Гоголь-гимназист - страница 11



Кукольник, как окаченный холодной водой, опустился опять на свое место.

– О! я мог бы и обождать, – любезно отозвался по-французски Ландражен, но сам уже приподнялся с бокалом в руке и с поклоном обратился к «новорожденной». – Мосье Нестор, как начинающий поэт, вероятно, воспоет вас, мадемуазель, звучными стихами, и ему по праву принадлежит финал, апофеоз. У меня же не имеется собственных стихов; я могу только цитировать другого поэта – современного нашего французского Анакреона, у которого, в числе несчетных перлов лирики, есть одна пьеска, точно сочиненная на вас: «La petite fee».

Enfants, il etait une fois
Une fee appelee Urgande…[12]

Читал Ландражен бесподобно, с тем неподражаемым тонким подчеркиванием и огоньком, которые свойственны одним французам. После рефрена последнего куплета:

Ah! bonne fee, enseignez-nous,
Ou vous cachez baguette! —

он прибавил уже прозой от себя, грациозным жестом указывая на Лизаньку Орлай:

– Вот она, наша маленькая добрая фея: чем, как не своей волшебной палочкой, собрала она всех нас в этот тесный дружеский кружок?
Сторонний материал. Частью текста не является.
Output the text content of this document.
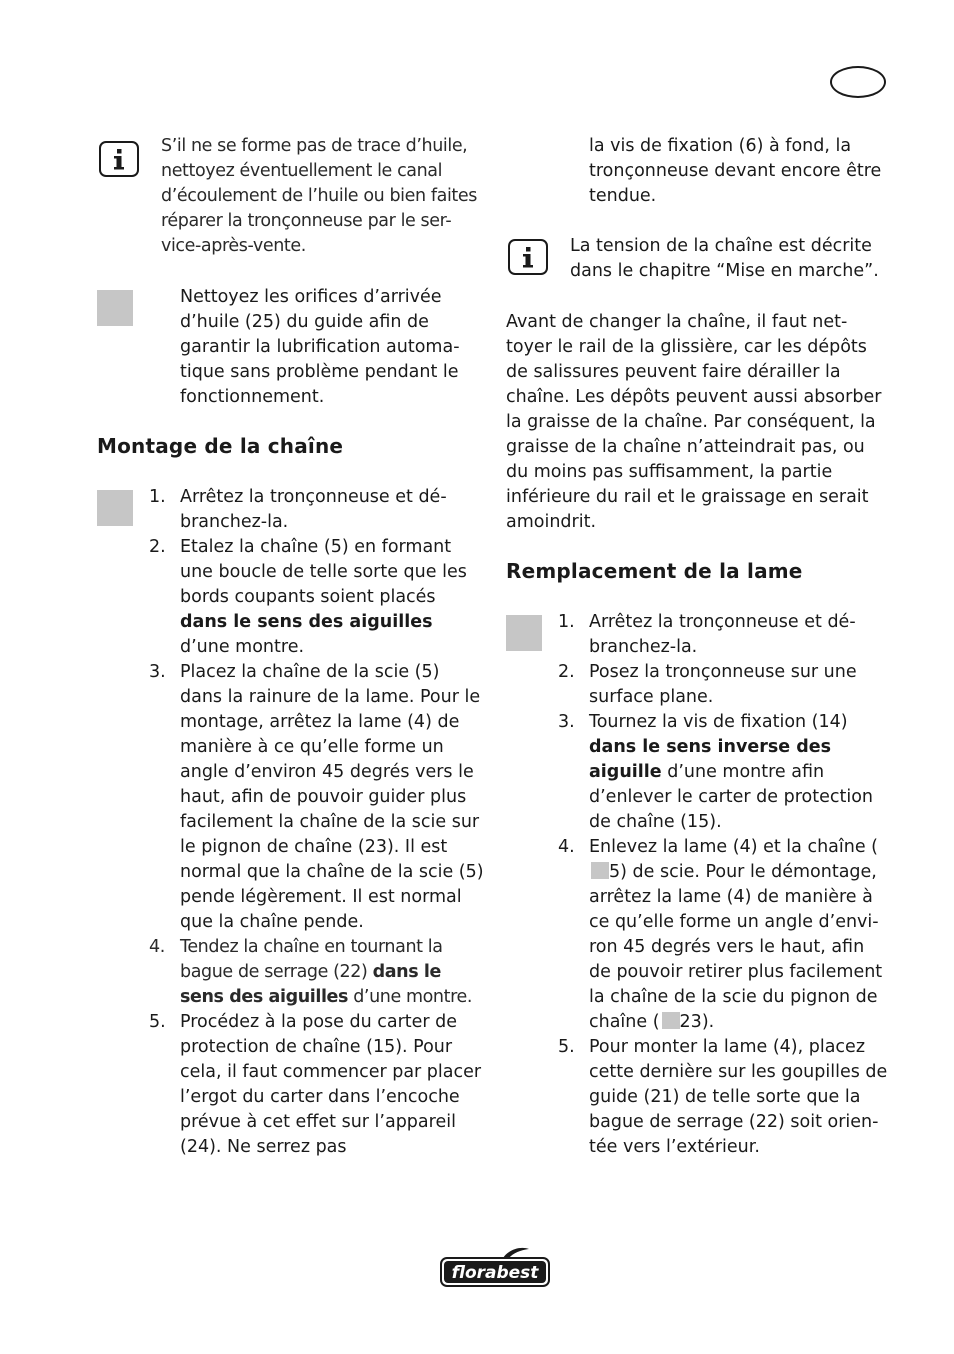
S’il ne se forme pas de trace d’huile, nettoyez éventuellement le canal d’écoulement de l’huile ou bien faites réparer la tronçonneuse par le ser-vice-après-vente.
Nettoyez les orifices d’arrivée d’huile (25) du guide afin de garantir la lubrification automa-tique sans problème pendant le fonctionnement.
Montage de la chaîne
1. Arrêtez la tronçonneuse et dé-branchez-la.
2. Etalez la chaîne (5) en formant une boucle de telle sorte que les bords coupants soient placés dans le sens des aiguilles d’une montre.
3. Placez la chaîne de la scie (5) dans la rainure de la lame. Pour le montage, arrêtez la lame (4) de manière à ce qu’elle forme un angle d’environ 45 degrés vers le haut, afin de pouvoir guider plus facilement la chaîne de la scie sur le pignon de chaîne (23). Il est normal que la chaîne de la scie (5) pende légèrement. Il est normal que la chaîne pende.
4. Tendez la chaîne en tournant la bague de serrage (22) dans le sens des aiguilles d’une montre.
5. Procédez à la pose du carter de protection de chaîne (15). Pour cela, il faut commencer par placer l’ergot du carter dans l’encoche prévue à cet effet sur l’appareil (24). Ne serrez pas
la vis de fixation (6) à fond, la tronçonneuse devant encore être tendue.
La tension de la chaîne est décrite dans le chapitre “Mise en marche”.
Avant de changer la chaîne, il faut net-toyer le rail de la glissière, car les dépôts de salissures peuvent faire dérailler la chaîne. Les dépôts peuvent aussi absorber la graisse de la chaîne. Par conséquent, la graisse de la chaîne n’atteindrait pas, ou du moins pas suffisamment, la partie inférieure du rail et le graissage en serait amoindrit.
Remplacement de la lame
1. Arrêtez la tronçonneuse et dé-branchez-la.
2. Posez la tronçonneuse sur une surface plane.
3. Tournez la vis de fixation (14) dans le sens inverse des aiguille d’une montre afin d’enlever le carter de protection de chaîne (15).
4. Enlevez la lame (4) et la chaîne (
5) de scie. Pour le démontage, arrêtez la lame (4) de manière à ce qu’elle forme un angle d’envi-ron 45 degrés vers le haut, afin de pouvoir retirer plus facilement la chaîne de la scie du pignon de chaîne ( 23).
5. Pour monter la lame (4), placez cette dernière sur les goupilles de guide (21) de telle sorte que la bague de serrage (22) soit orien-tée vers l’extérieur.
florabest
Из года в год, изо дня в день приносит она в этот благословенный дом мир и радость; а сама все растет-растет, распускается из бутона, чтобы расцвести вдруг настоящей феей. Немудрено, если она заколдует тогда какого-нибудь избранного смертного и, отдав ему руку и сердце, на воздушной своей колеснице, запряженной белыми лебедями, умчится от нас со счастливцем – куда? Почем я знаю! Покамест же, господа, она среди нас, – будем ее чествовать и славить: да здравствует нагла маленькая фея!
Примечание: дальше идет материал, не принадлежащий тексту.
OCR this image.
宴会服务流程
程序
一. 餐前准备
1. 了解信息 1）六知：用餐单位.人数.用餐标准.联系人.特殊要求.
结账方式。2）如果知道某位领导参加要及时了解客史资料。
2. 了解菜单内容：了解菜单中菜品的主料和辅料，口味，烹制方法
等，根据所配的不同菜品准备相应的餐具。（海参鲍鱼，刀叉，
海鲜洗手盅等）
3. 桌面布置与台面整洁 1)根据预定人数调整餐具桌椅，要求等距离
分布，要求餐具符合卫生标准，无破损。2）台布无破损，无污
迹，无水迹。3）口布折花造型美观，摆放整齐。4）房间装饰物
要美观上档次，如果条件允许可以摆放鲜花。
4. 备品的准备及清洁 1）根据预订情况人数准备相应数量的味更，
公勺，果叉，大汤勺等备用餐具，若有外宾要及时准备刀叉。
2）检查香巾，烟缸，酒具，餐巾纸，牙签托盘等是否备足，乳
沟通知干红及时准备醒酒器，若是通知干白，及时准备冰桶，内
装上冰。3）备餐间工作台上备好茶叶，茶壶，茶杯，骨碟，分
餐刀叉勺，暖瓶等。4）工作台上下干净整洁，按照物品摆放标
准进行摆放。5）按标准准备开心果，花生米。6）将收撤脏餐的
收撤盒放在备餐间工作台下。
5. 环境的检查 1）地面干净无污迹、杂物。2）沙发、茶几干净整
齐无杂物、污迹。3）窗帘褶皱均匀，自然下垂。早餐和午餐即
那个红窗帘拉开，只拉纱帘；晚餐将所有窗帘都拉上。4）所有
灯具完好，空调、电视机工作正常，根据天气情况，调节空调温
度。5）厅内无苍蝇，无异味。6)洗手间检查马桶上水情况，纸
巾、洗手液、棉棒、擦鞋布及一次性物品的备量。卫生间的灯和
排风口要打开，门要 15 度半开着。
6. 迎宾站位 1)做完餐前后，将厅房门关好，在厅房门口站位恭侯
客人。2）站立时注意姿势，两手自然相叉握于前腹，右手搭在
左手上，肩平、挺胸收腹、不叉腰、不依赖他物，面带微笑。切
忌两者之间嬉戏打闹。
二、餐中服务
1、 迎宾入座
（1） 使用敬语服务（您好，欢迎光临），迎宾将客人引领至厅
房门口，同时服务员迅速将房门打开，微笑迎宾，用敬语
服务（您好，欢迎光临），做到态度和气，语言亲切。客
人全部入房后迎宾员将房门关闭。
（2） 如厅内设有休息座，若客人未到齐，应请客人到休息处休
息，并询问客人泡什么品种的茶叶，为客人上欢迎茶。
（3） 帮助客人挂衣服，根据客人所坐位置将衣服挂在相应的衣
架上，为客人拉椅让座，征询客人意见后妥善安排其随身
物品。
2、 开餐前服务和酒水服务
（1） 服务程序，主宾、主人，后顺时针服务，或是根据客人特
«Маленькая фея», не приготовленная, видно, к такому восторженному привету, разгорелась, как маков цвет; но, по молчаливому знаку матери, застенчиво вышла из-за стола с бокалом в руках и начала обходить всех гостей. Когда она добралась так до нижнего конца стола, все гимназисты, как один человек, повскакали со своих мест и принялись наперерыв чокаться с нею. Один только Гоголь не особенно торопился.

– Ай, мое платье! – ахнула Лизонька, которой, при общем столкновении бокалов, целая струя густой вишневой наливки плеснула на новенькое кисейное платьице.

– Позвольте я сейчас обсушу, – сказал галантный кавалер Кукольник и салфеткой стал усердно обтирать на белой кисее темно-красное пятно.

– Да вы, Нестор Васильевич, еще больше размажете, – со слезами уже в голосе пролепетала маленькая барышня.

Шарлотта Ивановна, издали заботливым глазом матери следившая за своей любимицей, поспешила к ней на выручку.

– Ничего, мы это сейчас смоем, – успокоила она девочку и увела ее из комнаты.

Сам Кукольник до того оторопел, что когда слуга подошел к нему с блюдом мороженого, он отвалил себе на тарелку двойную порцию.

А с верхнего конца стола, из среды профессоров, донесся громогласный оклик профессора «российской словесности» Парфения Ивановича Никольского:

– А у вас, Кукольник, что там приготовлено: тоже стишки?

– Стихи-с…

– Что же вы предварительно мне на цензуру не предъявили? Благо новорожденная отлучилась, подайте-ка их сюда.

Делать нечего: молодой поэт оставил на столе свою тарелочку с мороженым и направился к взыскательному цензору. Тот принял от него листок и прочел про себя написанное.

– Гм, в общем было бы добропорядочно, – промолвил он, – кабы вы более держались классических образцов.

Зело, зело, зело, дружок мой, ты искусен,
Я спорить не хочу, но только склад твой гнусен.